Football and Government have been urged by scientists to hold their nerve on keeping stadiums full even if ministers are forced to launch restrictions elsewhere as Covid cases soar.
Premier League clubs remain in fear of being forced behind closed doors this week after the UK Health Security Agency warned it was too early to downgrade the threat from the new strain.
However, after UKHSA chief executive Dr Jenny Harries described a “glimmer” of hope around data showing omicron can be less severe, public-health experts believe sporting venues should be safe.
“Stadiums are not inherently risky places,” said Professor Robert Dingwall, a Nottingham Trent University sociologist who has advised Government on Covid policy.
The main risk to fans is in their choice of transport or whether they visit a bar before or after the match, he explained. “Given this, and the early, if still uncertain, indications that omicron causes less severe disease than delta, it is hard to see how additional restrictions could be justified. Indeed, some of those that are in place have such a weak evidence base that they should be reconsidered at an early opportunity. More data might change this view but that is unlikely to be available until after the New Year.”
So far it is outbreaks among players that have been the main cause of chaos in England’s top tier. The busy Boxing Day schedule has already been hit with three postponements, following outbreaks at Leeds, Watford and Everton.
However, there is hope that the latest Covid crisis will not lead to venue shutouts. The UKHSA estimates that someone with Omicron is between 31 per cent and 45 per cent less likely to attend A&E and 50 per cent to 70 per cent less likely to be admitted to hospital than an individual with the Delta variant.

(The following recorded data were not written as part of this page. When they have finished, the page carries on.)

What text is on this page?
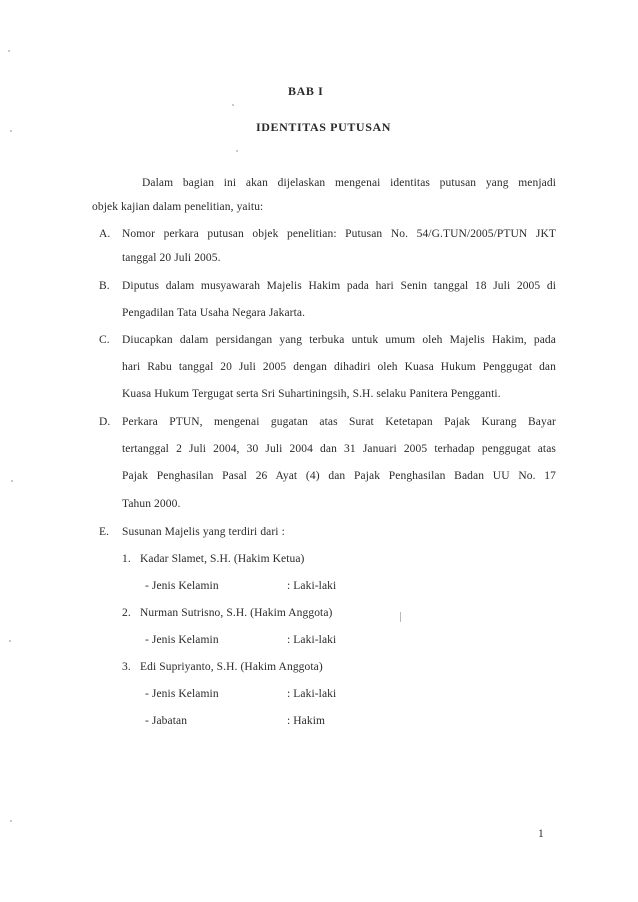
BAB I
IDENTITAS PUTUSAN
Dalam bagian ini akan dijelaskan mengenai identitas putusan yang menjadi
objek kajian dalam penelitian, yaitu:
A. Nomor perkara putusan objek penelitian: Putusan No. 54/G.TUN/2005/PTUN JKT
tanggal 20 Juli 2005.
B. Diputus dalam musyawarah Majelis Hakim pada hari Senin tanggal 18 Juli 2005 di
Pengadilan Tata Usaha Negara Jakarta.
C. Diucapkan dalam persidangan yang terbuka untuk umum oleh Majelis Hakim, pada
hari Rabu tanggal 20 Juli 2005 dengan dihadiri oleh Kuasa Hukum Penggugat dan
Kuasa Hukum Tergugat serta Sri Suhartiningsih, S.H. selaku Panitera Pengganti.
D. Perkara PTUN, mengenai gugatan atas Surat Ketetapan Pajak Kurang Bayar
tertanggal 2 Juli 2004, 30 Juli 2004 dan 31 Januari 2005 terhadap penggugat atas
Pajak Penghasilan Pasal 26 Ayat (4) dan Pajak Penghasilan Badan UU No. 17
Tahun 2000.
E. Susunan Majelis yang terdiri dari :
1. Kadar Slamet, S.H. (Hakim Ketua)
- Jenis Kelamin	: Laki-laki
2. Nurman Sutrisno, S.H. (Hakim Anggota)
- Jenis Kelamin	: Laki-laki
3. Edi Supriyanto, S.H. (Hakim Anggota)
- Jenis Kelamin	: Laki-laki
- Jabatan	: Hakim
1
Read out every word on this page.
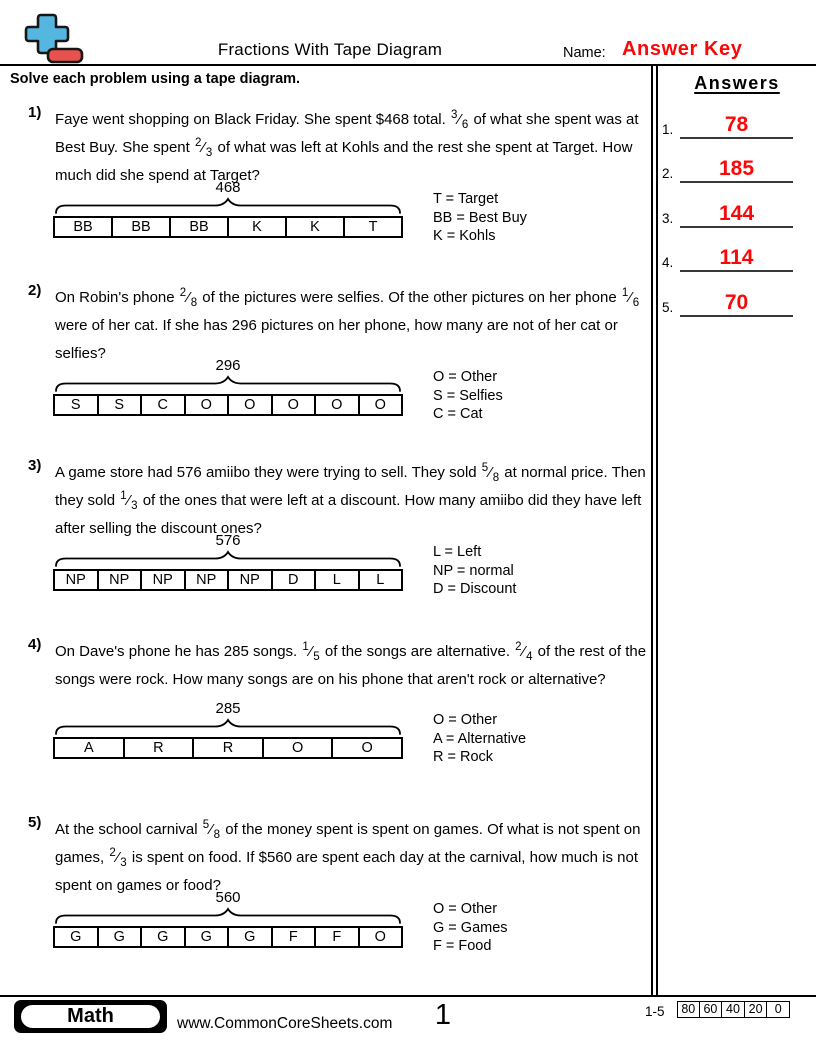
Fractions With Tape Diagram	Name: Answer Key
Solve each problem using a tape diagram.
1) Faye went shopping on Black Friday. She spent $468 total. $^3⁄_6$ of what she spent was at Best Buy. She spent $^2⁄_3$ of what was left at Kohls and the rest she spent at Target. How much did she spend at Target?
468
BB	BB	BB	K	K	T
T = Target
BB = Best Buy
K = Kohls
2) On Robin's phone $^2⁄_8$ of the pictures were selfies. Of the other pictures on her phone $^1⁄_6$ were of her cat. If she has 296 pictures on her phone, how many are not of her cat or selfies?
296
S	S	C	O	O	O	O	O
O = Other
S = Selfies
C = Cat
3) A game store had 576 amiibo they were trying to sell. They sold $^5⁄_8$ at normal price. Then they sold $^1⁄_3$ of the ones that were left at a discount. How many amiibo did they have left after selling the discount ones?
576
NP	NP	NP	NP	NP	D	L	L
L = Left
NP = normal
D = Discount
4) On Dave's phone he has 285 songs. $^1⁄_5$ of the songs are alternative. $^2⁄_4$ of the rest of the songs were rock. How many songs are on his phone that aren't rock or alternative?
285
A	R	R	O	O
O = Other
A = Alternative
R = Rock
5) At the school carnival $^5⁄_8$ of the money spent is spent on games. Of what is not spent on games, $^2⁄_3$ is spent on food. If $560 are spent each day at the carnival, how much is not spent on games or food?
560
G	G	G	G	G	F	F	O
O = Other
G = Games
F = Food
Answers
1.	78
2.	185
3.	144
4.	114
5.	70
Math	www.CommonCoreSheets.com	1	1-5	80 60 40 20 0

If restrictions are forced upon England, Prof Keith Neal, of the University of Nottingham, suggested a compromise for sports around Covid passports that would only allow spectators who are either fully jabbed having recovered from recent infection.
“No one else uses lateral-flow tests in a passport,” he said. “Only fully vaccinated or recent infections is what the rest of Europe uses….They don’t need to check everyone at an event, just enough to be a deterrent to getting caught and big fines.”
After Prime Minister Boris Johnson resisted any further restrictions for England over Christmas, Monday is the first opportunity for Government to seriously consider if changes in sport and the wider community are needed. Prof Neal, who has 25 years of experience in the research of the epidemiology of infectious diseases at Nottingham, agreed the “main problem” for major sporting events remains public transport.